速人は……かのんが手にした本を——触れる。





その瞬間———





【ブレイブドラゴン!】








ブォォォォン!







炎が彼等を包む……






驚くべきは———炎の起点が透けるように見える、「かのんの心」である!




「「「かのん(サン・ちゃん)……!!」」」




同じく炎のバリアに入った可可、千砂都、那由多はただ感嘆の声を上げる。


「速人君…!」
「かのん————」


かのんは烈火の如く本を、速人に渡す……と、炎はカノンの心に収束していく———ようやく炎の網は解かれ、神聖な炎はかのんの心から離れる。

霊魂のように浮かび上がった炎は———100cmの燃える剣を創り出した。


【火炎剣烈火!】



速人は確信するようにその剣を——抜く!!


すると……炎は黒いガジェットを形成していく———


【聖剣ソードライバー!】


「これが……俺の——かのんの想いがこもった剣。」


速人は……そのドライバーをあてがう。すると腰にベルトが自動展開され、固着される。

彼の奇異な青と金の瞳は決意に染まる———そしてかのんに言い放った。


「かのん……俺が何故、武道を極めてきたか———その答えは昔から変わってない。」
「え…?」
「お前らを……守るためだ!!」


【ブレイブドラゴン!】

【かつて、全てを滅ぼすほどの偉大な力を手にした神獣がいた…】


赤い本が読み上げた伝承———龍の如く燃える炎はその話に現実味を帯びさせる。

速人はその本を閉じて、ソードライバーへとセットする……ファンタジックな音楽が流れる。

その剣柄を握り……


「変身…!」


【烈火抜刀! ブレイブドラゴン!】



燃える火炎剣でクロスを描く。

炎から現れたドラゴンが装甲を形成、仕上げにX字の炎が複眼へと変貌する。



【烈火一冊!勇気の竜と火炎剣烈火が交わる時、真紅の剣が悪を貫く!】



炎のドラゴンを右肩に肩取られ、頭頂に伝説の剣士としてソードクラウンを持つ———炎の剣士にして、明星を見定める先見を持つ者………仮面ライダーセイバー




「全ての結末は……俺が読んだ!」






〜〜〜〜〜〜





【火炎剣烈火!】



凍えるような世界に……温もりが訪れる。温もりは氷塊となった人々をあるべき姿へと戻す。

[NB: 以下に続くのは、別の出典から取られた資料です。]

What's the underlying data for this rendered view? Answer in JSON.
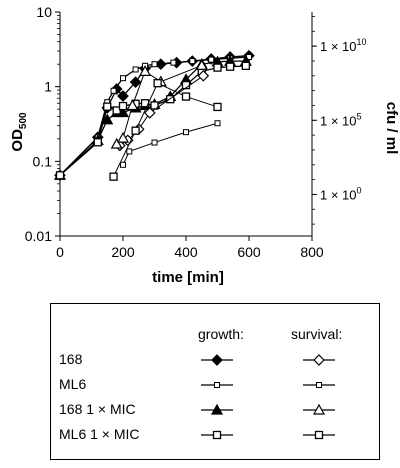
{
  "chart_data": {
    "type": "line",
    "xlabel": "time [min]",
    "ylabel_left": "OD",
    "ylabel_left_sub": "500",
    "ylabel_right": "cfu / ml",
    "xlim": [
      0,
      800
    ],
    "ylim_left": [
      0.01,
      10
    ],
    "left_scale": "log",
    "right_axis_log10_range": [
      -2.8,
      12.3
    ],
    "x_ticks": [
      "0",
      "200",
      "400",
      "600",
      "800"
    ],
    "y_ticks_left": [
      {
        "value": 10,
        "label": "10"
      },
      {
        "value": 1,
        "label": "1"
      },
      {
        "value": 0.1,
        "label": "0.1"
      },
      {
        "value": 0.01,
        "label": "0.01"
      }
    ],
    "y_ticks_right": [
      {
        "log10": 10,
        "base": "1 × 10",
        "exp": "10"
      },
      {
        "log10": 5,
        "base": "1 × 10",
        "exp": "5"
      },
      {
        "log10": 0,
        "base": "1 × 10",
        "exp": "0"
      }
    ],
    "grid": false,
    "series": [
      {
        "marker": "diamond-filled",
        "axis": "left",
        "x": [
          0,
          120,
          150,
          180,
          200,
          240,
          270,
          320,
          370,
          420,
          480,
          540,
          600
        ],
        "y": [
          0.065,
          0.21,
          0.52,
          0.93,
          0.75,
          1.15,
          1.75,
          2.0,
          2.1,
          2.2,
          2.35,
          2.5,
          2.6
        ]
      },
      {
        "marker": "square-open-small",
        "axis": "left",
        "x": [
          0,
          120,
          150,
          170,
          200,
          240,
          270,
          300,
          360,
          420,
          480,
          540,
          600
        ],
        "y": [
          0.065,
          0.21,
          0.62,
          0.88,
          1.3,
          1.7,
          1.9,
          2.0,
          2.1,
          2.2,
          2.3,
          2.4,
          2.5
        ]
      },
      {
        "marker": "triangle-filled",
        "axis": "left",
        "x": [
          0,
          120,
          150,
          180,
          200,
          240,
          270,
          300,
          350,
          400,
          450,
          500,
          540,
          590
        ],
        "y": [
          0.065,
          0.19,
          0.36,
          0.45,
          0.45,
          0.52,
          0.56,
          0.58,
          0.74,
          1.25,
          2.0,
          2.15,
          2.2,
          2.2
        ]
      },
      {
        "marker": "square-open",
        "axis": "left",
        "x": [
          0,
          120,
          150,
          180,
          200,
          240,
          270,
          300,
          350,
          400,
          450,
          500,
          540,
          590
        ],
        "y": [
          0.065,
          0.18,
          0.54,
          0.48,
          0.55,
          0.59,
          0.6,
          0.56,
          0.68,
          1.05,
          1.6,
          1.8,
          1.85,
          1.9
        ]
      },
      {
        "marker": "diamond-open",
        "axis": "right",
        "x": [
          190,
          215,
          250,
          285,
          455
        ],
        "log10_cfu": [
          3.3,
          3.65,
          4.4,
          5.5,
          8.0
        ]
      },
      {
        "marker": "square-open-small",
        "axis": "right",
        "x": [
          200,
          220,
          300,
          400,
          500
        ],
        "log10_cfu": [
          2.0,
          2.9,
          3.5,
          4.2,
          4.8
        ]
      },
      {
        "marker": "triangle-open",
        "axis": "right",
        "x": [
          180,
          200,
          230,
          270,
          320,
          450
        ],
        "log10_cfu": [
          3.4,
          3.8,
          6.0,
          8.3,
          7.6,
          8.7
        ]
      },
      {
        "marker": "square-open",
        "axis": "right",
        "x": [
          170,
          240,
          310,
          400,
          500
        ],
        "log10_cfu": [
          1.2,
          4.3,
          7.5,
          6.6,
          5.9
        ]
      }
    ]
  },
  "legend": {
    "header_growth": "growth:",
    "header_survival": "survival:",
    "rows": [
      {
        "label": "168",
        "growth_marker": "diamond-filled",
        "survival_marker": "diamond-open"
      },
      {
        "label": "ML6",
        "growth_marker": "square-open-small",
        "survival_marker": "square-open-small"
      },
      {
        "label": "168 1 × MIC",
        "growth_marker": "triangle-filled",
        "survival_marker": "triangle-open"
      },
      {
        "label": "ML6 1 × MIC",
        "growth_marker": "square-open",
        "survival_marker": "square-open"
      }
    ]
  }
}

困惑するイエティメギドは、突如として現れたセイバーに脇腹をすれ違い様に斬られる。


「グォォォ…!」
「へっ…お前の弱点は全て見えてるぜ——!」


仮面ライダーセイバー 鍛え上げられた努力の剣士であるだけにあらず。

彼の青い右眼はあらゆる物質的な物を見通し、彼の黄金の左眼は全ての精神的なものを見通す神の全知の目———これを持ち、師匠である俺にしごかれた心身は世界でも有数であろう。


イエティメギドは怒りのままに吹雪を口から吐く。

しかしセイバーは火炎剣で炎をバリアのように展開して、吹雪を相殺する。

2人の間に湿った空気——セイバーはその距離を瞬時に詰め、その火炎剣をメギドの肩へと入刀する。その一撃に……彼の鍛え上げられた腕力と鋭利さが込められている。


二撃で大ダメージ……彼はソードライバーに納刀し、メギドを蹴って距離を取らせる。


「剣の方が得意だが……師匠の『フィニッシュは必殺技、最終必殺は蹴り』に従うか———」


【必殺読破!】


セイバーは師匠直伝のカッコいいポーズを2連続で決め、ジャンプする———そして火炎剣のレバーをもう一度引く。


【ドラゴン一冊撃! ファイヤー! 】



「全ては———俺の読み通りだっ!」


業火を纏った龍の蹴撃は……イエティメギドを貫く———怪物の体は消滅し、中から一般人が現れる。

カッコつけて着地したセイバーは終わったことを見届けると、変身を解除する。


「人が……怪物になってたのか———」


独り言のように呟いた言葉……そこにかのんと千砂都、怪我をした那由多が駆け寄ってくる。


「速人君……」
「———忘れるわけねぇだろ。約束は絶対に守るのが男だ……師匠はそう言っていた。」
「バカ……心配させないでよ///」


涙目になりかけたかのん……彼女の一途さゆえか。

と、ここで那由多があることに気づく。


「あっ!!こんなところで油売ってたら時間が……ん?」
「「「………!?!?」」」


驚くべきことに……時間は1分も経っていなかったのだ。


そして————もう一つ。



「あれ?スバラシイコエノヒト?スバラシイメメノヒト?はどこに…?」






はたして真相やいかに………















 
 

 
後書き
前編後編で分けていこうか、一話ごとにするか、少し考えてます。